The house-gods come down in the family; no others would be sacrificed to if the family were uniformly prosperous.

All natural objects of a striking or imposing character have their divinity. The sun (ārnī) and moon (chiklo) are regarded as divine, but are not specially propitiated. But localities of an impressive kind, such as mountains,[3] waterfalls, deep pools in rivers, great boulders, have each their ārnàm, who is concerned in the affairs of men and has to be placated by sacrifice. The expression ārnàm do, used of a place, means, generally, to be haunted by something felt as mighty or terrible. All waterfalls (làngsun), in particular, have their ārnàms. In Bāguri mauza there are two great waterfalls in the Diyaung river which are specially venerated as divine; one of these, the Làng-kàngtòng (“Rolling-down water”), can be heard half a day’s journey off. Similarly, there are places where a river goes underground (làng-lut); these also have their ārnàm.[4] Such local divinities of the jungle are propitiated chiefly to avert mischief from tigers, which are a terrible plague in many parts of the Mikir hills.

There is no worship of trees or animals.

Làm-āphū, “the head or master of words,” is a deity probably of recent origin. He is the god sacrificed to by a man who has a case in court; the sacrifice is one young cock, which should be offered at night, secretly, by the sacrificer alone, in a secret place.

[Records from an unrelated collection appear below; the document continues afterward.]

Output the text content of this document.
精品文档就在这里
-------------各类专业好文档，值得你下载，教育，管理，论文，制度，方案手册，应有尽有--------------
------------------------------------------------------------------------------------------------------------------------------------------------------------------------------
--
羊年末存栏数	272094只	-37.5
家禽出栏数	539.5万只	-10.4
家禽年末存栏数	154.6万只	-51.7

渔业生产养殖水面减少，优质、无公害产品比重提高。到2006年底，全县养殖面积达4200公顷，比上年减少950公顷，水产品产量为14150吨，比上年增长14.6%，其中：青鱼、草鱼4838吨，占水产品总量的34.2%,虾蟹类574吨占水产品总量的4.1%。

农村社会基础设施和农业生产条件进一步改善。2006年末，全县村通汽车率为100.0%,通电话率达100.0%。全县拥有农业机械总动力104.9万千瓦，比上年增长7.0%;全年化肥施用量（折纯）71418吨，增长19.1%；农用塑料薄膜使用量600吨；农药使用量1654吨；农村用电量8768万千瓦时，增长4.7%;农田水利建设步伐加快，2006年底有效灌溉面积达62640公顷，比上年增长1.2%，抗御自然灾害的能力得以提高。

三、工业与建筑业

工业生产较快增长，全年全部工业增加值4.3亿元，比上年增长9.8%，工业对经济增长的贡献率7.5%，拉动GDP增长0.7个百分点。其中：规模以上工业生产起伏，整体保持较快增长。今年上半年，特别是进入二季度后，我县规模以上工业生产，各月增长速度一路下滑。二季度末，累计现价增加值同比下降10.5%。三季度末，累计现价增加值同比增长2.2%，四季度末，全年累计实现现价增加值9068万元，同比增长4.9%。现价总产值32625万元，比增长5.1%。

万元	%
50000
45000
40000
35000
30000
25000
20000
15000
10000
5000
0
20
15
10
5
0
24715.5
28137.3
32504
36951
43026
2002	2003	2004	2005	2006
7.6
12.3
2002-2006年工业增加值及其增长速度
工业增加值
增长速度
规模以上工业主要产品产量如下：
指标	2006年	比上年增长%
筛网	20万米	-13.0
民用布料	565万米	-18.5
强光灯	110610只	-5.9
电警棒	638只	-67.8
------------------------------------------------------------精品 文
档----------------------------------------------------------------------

It should be mentioned that, following an ill-sounding idiom of the Assamese, the Mikirs use “Ārnàm” as a common (propitiatory) form of address to human beings (Assamese, dēutā). Pō-ārnàm-pō (“god-father”) to a man, and pē-ārnàm-pī (“god-mother”) to a woman, are the phrases. In one of the stories given in the [next Section], the king is addressed as Hèmphū Ārnàm, “Lord God.”

Divination and Magic.

Sickness, if long continued or severe, is frequently attributed to witchcraft (mājā). A man suffering from long sickness is said to be mājā kelòng—“witchcraft has got hold of him.” To discover the author of the spell, or the god or demon who has brought the trouble and must be propitiated, the services of a diviner are necessary. Uchē, feminine uchē-pī (Hindi, ōjhà), is the general name for the cunning in such things. Of these there are two grades—the humbler, whose craft is acquired merely by instruction and practice, and the higher, who works under the inspiration or afflatus of divine powers. The former is the sàng-kelàng ābàng, “the man who looks at rice,” in Assamese, mangalsuā; the latter, invariably a woman, is the lodèt or lodèt-pī. In serious sickness or distress the latter is called in; on ordinary and less important occasions, the former.